The village was first mentioned in 1455 as Buczkowa Lhota.[3][2] Politically the village belonged initially to the Duchy of Teschen, formed in 1290 in the process of feudal fragmentation of Poland and was ruled by a local branch of Piast dynasty. In 1327 the duchy became a fee of the Kingdom of Bohemia, which after 1526 became part of the Habsburg Monarchy.

After the 1540s Reformation prevailed in the Duchy of Teschen and many local citizens became Lutherans. After issuing the Patent of Toleration in 1781 they subsequently organized a local Lutheran parish as one of over ten in the region.[4]

After Revolutions of 1848 in the Austrian Empire a modern municipal division was introduced in the re-established Austrian Silesia. The village as a municipality was subscribed to the political and legal district of Cieszyn. According to the censuses conducted in 1880, 1890, 1900 and 1910 the population of the municipality dropped from 1,164 in 1880 to 1,038 in 1910 with a majority being native Polish-speakers (99.2%-100%) accompanied by a small German-speaking minority (at most 12 or 1.3% in 1880) and occasionally 1 Czech-speaking person. In terms of religion in 1910 the majority were Protestants (88.2%), followed by Roman Catholics (11.2%), Jews (3 people) and also 3 people adhering to another faiths.[5] The village was also traditionally inhabited by Cieszyn Vlachs, speaking Cieszyn Silesian dialect.

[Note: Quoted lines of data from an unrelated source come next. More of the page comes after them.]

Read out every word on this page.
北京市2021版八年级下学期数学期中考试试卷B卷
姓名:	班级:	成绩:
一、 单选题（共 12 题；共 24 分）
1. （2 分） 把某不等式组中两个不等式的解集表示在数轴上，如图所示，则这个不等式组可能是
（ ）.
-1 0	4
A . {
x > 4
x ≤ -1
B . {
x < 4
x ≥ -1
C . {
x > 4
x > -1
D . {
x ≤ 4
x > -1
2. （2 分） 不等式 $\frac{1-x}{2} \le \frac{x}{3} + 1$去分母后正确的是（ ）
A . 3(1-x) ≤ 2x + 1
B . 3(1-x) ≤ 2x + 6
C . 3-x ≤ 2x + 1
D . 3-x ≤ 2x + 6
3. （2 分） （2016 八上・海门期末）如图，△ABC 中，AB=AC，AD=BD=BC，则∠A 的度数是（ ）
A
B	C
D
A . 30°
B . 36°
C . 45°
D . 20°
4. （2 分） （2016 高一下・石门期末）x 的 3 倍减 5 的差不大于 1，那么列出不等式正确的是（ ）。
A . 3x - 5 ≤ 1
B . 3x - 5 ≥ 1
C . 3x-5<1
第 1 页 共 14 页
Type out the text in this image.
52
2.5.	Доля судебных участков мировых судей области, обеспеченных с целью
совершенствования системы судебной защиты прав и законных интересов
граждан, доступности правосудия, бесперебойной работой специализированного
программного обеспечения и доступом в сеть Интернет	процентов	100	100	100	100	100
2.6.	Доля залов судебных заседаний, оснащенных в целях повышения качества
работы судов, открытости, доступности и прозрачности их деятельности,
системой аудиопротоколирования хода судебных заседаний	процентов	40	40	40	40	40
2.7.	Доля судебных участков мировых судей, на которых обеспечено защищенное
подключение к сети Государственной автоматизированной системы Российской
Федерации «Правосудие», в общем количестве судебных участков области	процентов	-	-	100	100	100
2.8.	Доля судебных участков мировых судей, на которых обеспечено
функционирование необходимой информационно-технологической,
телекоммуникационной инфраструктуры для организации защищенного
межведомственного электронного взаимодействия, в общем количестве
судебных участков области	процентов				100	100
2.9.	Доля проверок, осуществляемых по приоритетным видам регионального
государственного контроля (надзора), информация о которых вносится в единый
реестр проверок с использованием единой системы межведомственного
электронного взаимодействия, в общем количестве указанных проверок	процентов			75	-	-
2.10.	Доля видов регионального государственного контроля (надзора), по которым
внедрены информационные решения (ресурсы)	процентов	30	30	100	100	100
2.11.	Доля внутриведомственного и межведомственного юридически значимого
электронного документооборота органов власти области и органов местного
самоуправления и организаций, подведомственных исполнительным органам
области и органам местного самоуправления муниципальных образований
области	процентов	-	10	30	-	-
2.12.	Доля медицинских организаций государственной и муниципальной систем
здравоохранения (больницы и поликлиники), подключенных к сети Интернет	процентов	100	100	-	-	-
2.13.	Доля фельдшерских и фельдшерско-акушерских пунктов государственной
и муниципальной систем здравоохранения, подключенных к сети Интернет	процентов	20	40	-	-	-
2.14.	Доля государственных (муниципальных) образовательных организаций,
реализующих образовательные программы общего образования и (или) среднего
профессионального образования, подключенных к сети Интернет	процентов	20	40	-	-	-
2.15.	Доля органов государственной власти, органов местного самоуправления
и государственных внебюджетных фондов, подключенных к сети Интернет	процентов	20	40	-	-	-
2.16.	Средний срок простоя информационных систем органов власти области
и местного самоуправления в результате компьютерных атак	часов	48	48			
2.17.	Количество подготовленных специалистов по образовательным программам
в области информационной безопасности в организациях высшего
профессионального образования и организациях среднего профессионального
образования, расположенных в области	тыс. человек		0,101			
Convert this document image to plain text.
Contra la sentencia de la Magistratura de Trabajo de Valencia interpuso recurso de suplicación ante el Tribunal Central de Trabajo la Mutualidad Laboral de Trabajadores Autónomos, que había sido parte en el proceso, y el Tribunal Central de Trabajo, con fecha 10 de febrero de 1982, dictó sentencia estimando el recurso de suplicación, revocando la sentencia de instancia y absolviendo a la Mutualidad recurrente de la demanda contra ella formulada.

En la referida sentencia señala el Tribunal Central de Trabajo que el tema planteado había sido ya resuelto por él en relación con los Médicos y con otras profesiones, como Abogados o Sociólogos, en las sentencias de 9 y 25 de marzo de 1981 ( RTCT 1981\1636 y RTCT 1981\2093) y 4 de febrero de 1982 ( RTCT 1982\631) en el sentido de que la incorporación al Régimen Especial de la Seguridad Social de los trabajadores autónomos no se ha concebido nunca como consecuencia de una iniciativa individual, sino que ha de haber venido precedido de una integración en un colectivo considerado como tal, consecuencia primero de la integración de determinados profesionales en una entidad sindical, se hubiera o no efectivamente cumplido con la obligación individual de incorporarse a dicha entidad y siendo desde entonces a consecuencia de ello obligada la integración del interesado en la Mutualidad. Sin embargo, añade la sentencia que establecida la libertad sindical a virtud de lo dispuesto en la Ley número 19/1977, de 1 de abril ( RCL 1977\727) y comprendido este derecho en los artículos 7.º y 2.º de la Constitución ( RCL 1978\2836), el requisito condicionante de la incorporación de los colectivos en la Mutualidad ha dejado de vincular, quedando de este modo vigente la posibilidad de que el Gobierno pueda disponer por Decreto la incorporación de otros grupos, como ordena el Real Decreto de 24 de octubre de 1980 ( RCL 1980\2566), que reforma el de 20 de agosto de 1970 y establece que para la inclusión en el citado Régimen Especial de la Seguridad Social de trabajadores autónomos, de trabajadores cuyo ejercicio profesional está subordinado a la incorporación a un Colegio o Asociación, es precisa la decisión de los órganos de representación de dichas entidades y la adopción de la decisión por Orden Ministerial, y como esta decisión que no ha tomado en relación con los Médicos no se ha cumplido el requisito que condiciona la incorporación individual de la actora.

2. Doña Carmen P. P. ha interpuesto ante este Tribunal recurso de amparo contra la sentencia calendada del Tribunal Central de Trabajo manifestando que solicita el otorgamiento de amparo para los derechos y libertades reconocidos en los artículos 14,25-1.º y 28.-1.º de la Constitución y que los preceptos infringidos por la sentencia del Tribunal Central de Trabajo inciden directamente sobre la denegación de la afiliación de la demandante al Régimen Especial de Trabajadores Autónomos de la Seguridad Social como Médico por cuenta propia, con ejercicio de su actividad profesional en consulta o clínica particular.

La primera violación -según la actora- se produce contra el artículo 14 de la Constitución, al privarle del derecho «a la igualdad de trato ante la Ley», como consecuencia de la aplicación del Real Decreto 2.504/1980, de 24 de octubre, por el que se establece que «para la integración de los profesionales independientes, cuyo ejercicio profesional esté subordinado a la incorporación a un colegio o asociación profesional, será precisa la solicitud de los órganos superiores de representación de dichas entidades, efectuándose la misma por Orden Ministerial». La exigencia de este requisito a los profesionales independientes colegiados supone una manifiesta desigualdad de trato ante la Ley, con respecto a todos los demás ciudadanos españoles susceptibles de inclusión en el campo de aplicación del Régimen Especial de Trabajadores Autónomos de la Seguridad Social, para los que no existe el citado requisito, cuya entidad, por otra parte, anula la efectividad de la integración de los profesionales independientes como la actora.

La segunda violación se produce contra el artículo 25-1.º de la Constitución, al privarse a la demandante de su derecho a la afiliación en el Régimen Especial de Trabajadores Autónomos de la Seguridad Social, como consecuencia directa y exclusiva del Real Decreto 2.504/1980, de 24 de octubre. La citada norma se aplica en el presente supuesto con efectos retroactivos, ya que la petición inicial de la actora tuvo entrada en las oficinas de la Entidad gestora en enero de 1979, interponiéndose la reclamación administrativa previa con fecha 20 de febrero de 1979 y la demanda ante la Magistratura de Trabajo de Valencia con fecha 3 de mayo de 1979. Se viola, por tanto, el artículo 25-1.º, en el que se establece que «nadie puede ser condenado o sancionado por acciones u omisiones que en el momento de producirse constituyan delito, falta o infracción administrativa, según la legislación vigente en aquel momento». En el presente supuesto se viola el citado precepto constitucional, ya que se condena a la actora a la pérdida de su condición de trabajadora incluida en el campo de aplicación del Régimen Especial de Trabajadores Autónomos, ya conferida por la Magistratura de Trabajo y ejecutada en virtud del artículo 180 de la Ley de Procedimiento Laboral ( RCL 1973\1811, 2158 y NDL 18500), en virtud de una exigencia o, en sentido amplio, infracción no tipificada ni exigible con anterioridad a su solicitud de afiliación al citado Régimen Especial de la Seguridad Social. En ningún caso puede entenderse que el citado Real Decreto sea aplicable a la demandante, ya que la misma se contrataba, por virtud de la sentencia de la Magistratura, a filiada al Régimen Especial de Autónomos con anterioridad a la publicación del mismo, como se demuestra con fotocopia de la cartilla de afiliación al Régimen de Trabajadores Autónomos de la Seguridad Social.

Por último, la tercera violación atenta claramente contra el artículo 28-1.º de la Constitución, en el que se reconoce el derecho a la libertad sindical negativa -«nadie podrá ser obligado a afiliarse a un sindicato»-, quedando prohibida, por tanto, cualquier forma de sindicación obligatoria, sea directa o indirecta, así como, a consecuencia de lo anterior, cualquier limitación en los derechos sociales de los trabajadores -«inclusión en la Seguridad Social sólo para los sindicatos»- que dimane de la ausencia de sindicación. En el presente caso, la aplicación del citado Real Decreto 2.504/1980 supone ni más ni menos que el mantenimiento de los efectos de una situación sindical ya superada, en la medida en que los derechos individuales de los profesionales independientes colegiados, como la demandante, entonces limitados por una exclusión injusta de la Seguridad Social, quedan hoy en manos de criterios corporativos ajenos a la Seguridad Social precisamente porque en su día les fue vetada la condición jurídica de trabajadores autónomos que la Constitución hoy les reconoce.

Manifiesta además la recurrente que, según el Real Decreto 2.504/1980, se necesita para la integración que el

After World War I, fall of Austria-Hungary, Polish–Czechoslovak War and the division of Cieszyn Silesia in 1920, it became a part of Czechoslovakia. Following the Munich Agreement, in October 1938 together with the Zaolzie region it was annexed by Poland, administratively adjoined to Cieszyn County of Silesian Voivodeship.[6] It was then annexed by Nazi Germany at the beginning of World War II. After the war it was restored to Czechoslovakia.

References[edit]

  1. ^ "2001 census data". Czech Statistical Office. 
  2. ^ a b Mrózek, Robert (1984). Nazwy miejscowe dawnego Śląska Cieszyńskiego [Local names of former Cieszyn Silesia] (in Polish). Katowice: Uniwersytet Śląski w Katowicach. pp. 105–106. ISSN 0208-6336. 
  3. ^ Panic, Idzi (2010). Śląsk Cieszyński w średniowieczu (do 1528) [Cieszyn Silesia in Middle Ages (until 1528)] (in Polish). Cieszyn: Starostwo Powiatowe w Cieszynie. p. 309. ISBN 978-83-926929-3-5. 
  4. ^ Michejda, Karol (1992). "Dzieje Kościoła ewangelickiego w Księstwie Cieszyńskim (od Reformacji do roku 1909)". Z historii Kościoła ewangelickiego na Śląsku Cieszyńskim (in Polish). Katowice: Dom Wydawniczy i Księgarski „Didache“. pp. 143–144. ISBN 83-85572-00-7. 
  5. ^ Piątkowski, Kazimierz (1918). Stosunki narodowościowe w Księstwie Cieszyńskiem (in Polish). Cieszyn: Macierz Szkolna Księstwa Cieszyńskiego. p. 263, 281. 
  6. ^ "Ustawa z dnia 27 października 1938 r. o podziale administracyjnym i tymczasowej organizacji administracji na obszarze Ziem Odzyskanych Śląska Cieszyńskiego". Dziennik Ustaw Śląskich (in Polish) (Katowice). nr 18/1938, poz. 35. 31 October 1938. Retrieved 1 July 2014.